Che cosa debba concretamente avverarsi nel rinnovamento del Cristianesimo
dipende dal porsi la domanda: "Che cos'è lo specifico cristiano? Che cosa è propriamente il Cristianesimo?", e non dal chiedersi che cosa vogliano i tempi moderni.
Il Cristianesimo non è un grande magazzino, che debba modulare con una certa ansia e preoccupazione la propria publicità in relazione ai gusti e agli umori del pubblico, perché vuole piazzare articoli che i clienti, a dire il vero, non hanno né intenzione né bisogno di comprare (almeno, così, spesso vengono purtroppo gestiti questi esercizi commerciali). Se così fosse, si dovrebbe accettare in silenzio la bancarotta della nostra azienda.
In verità, se vogliamo usare pur sempre un'immagine, per quanto limitata e insufficiente, la fede cristiana è quella medicina divina che non può essere sommistrata secondo i desideri e i gusti del paziente, se non vuole, così facendo, decretare la rovina dell'ammalato stesso. Per parte sua, essa deve esigere che gli uomini distolgano il loro sguardo dai bisogni che essi stessi si sono inventati - in verità, la loro vera e propria "malattia" - per affidarsi con fiducia alle prospettive aperte loro dalla fede.

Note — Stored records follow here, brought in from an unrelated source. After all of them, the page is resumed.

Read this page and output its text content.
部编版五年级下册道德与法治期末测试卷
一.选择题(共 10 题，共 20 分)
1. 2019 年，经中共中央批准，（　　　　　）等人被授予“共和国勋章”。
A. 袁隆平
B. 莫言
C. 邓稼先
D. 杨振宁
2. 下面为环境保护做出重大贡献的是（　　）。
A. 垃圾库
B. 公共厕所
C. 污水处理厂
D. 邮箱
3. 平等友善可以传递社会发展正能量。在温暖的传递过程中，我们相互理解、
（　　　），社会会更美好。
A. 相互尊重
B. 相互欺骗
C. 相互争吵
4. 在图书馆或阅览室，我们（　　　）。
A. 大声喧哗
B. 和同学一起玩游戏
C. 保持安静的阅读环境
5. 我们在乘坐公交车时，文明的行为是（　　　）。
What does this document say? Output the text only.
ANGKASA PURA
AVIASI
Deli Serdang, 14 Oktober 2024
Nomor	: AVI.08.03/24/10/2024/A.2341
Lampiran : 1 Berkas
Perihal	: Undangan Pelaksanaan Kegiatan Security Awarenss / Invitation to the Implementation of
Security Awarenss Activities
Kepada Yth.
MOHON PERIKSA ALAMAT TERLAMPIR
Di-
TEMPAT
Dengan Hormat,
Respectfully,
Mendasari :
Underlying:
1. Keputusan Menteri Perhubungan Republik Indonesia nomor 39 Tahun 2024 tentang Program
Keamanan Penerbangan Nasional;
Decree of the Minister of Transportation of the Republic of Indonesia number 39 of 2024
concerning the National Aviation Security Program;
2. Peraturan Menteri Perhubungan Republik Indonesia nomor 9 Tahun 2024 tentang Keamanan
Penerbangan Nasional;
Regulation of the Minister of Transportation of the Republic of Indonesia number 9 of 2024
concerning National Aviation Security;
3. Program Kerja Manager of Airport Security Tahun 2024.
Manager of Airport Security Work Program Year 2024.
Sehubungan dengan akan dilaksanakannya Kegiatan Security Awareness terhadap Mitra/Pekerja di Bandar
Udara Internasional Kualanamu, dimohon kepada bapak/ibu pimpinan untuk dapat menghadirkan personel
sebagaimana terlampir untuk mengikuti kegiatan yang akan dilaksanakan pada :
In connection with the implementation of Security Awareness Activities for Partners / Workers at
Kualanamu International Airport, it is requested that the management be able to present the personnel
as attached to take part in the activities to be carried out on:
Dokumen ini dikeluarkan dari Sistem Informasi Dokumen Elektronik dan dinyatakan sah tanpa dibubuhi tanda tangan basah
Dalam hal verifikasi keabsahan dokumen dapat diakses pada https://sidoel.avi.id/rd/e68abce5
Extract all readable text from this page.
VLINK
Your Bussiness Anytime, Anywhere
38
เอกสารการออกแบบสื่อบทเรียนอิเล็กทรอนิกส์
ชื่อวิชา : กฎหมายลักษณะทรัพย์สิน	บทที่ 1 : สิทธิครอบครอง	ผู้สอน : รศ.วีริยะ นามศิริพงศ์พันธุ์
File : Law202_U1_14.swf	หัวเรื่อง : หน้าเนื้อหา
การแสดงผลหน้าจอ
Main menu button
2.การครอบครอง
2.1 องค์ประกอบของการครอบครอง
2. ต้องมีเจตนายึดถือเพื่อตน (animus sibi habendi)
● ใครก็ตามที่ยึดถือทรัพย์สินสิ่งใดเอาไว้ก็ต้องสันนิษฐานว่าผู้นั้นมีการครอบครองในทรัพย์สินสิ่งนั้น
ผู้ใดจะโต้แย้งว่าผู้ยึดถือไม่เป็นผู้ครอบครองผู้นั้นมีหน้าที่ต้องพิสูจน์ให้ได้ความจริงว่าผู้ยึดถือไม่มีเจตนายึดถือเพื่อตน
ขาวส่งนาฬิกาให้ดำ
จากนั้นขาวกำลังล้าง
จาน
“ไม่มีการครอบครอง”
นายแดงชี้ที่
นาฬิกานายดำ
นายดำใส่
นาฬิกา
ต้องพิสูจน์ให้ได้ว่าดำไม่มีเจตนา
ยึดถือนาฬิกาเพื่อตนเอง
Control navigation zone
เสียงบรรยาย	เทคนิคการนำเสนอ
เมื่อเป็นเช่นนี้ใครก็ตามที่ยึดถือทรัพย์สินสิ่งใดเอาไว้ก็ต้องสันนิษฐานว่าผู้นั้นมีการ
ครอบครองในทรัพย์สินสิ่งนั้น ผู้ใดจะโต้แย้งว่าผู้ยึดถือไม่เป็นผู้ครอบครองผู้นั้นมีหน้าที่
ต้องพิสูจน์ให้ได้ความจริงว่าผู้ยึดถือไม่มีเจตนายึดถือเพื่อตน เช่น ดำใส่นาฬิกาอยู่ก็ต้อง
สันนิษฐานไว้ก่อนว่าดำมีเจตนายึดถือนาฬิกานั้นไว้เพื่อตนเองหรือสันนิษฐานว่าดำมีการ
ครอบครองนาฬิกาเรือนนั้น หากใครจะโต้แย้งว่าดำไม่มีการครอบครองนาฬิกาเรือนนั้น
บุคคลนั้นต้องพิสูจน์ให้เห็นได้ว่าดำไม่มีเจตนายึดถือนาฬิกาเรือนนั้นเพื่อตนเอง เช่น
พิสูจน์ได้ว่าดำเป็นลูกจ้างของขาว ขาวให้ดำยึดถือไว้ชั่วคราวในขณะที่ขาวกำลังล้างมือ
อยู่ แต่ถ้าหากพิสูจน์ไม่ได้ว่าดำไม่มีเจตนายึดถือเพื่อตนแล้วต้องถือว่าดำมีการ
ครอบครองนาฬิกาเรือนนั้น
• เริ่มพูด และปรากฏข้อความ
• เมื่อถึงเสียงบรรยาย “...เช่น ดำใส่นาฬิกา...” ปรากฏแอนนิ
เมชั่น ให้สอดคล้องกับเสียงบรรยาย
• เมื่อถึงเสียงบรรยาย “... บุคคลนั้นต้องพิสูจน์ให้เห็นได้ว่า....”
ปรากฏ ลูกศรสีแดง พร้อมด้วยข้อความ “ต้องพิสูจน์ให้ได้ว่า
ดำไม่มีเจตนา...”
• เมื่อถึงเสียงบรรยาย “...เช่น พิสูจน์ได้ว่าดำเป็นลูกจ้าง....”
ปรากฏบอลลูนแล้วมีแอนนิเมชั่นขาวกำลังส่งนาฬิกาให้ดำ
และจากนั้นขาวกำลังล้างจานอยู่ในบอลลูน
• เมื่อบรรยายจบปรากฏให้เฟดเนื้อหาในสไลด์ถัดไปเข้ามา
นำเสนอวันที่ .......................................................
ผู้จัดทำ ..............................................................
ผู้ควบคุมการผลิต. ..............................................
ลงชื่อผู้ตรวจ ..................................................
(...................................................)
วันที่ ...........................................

Sulla base di questa immagine ci è già possibile distinguere vero e falso rinnovamento, dal momento che è ora lecito affermare che la vera riforma è quella che si dà da fare per quanto è autentico mistero cristiano, in sé nascosto e inesauribile, e se ne lascia provocare e formare; falsa riforma è invece quella che corre dietro all'uomo anziché fargli da guida, e con ciò trasforma il Cristianesimo in un piccola bottega che, in crisi con le vendire, si dà da fare per attireare la clientela.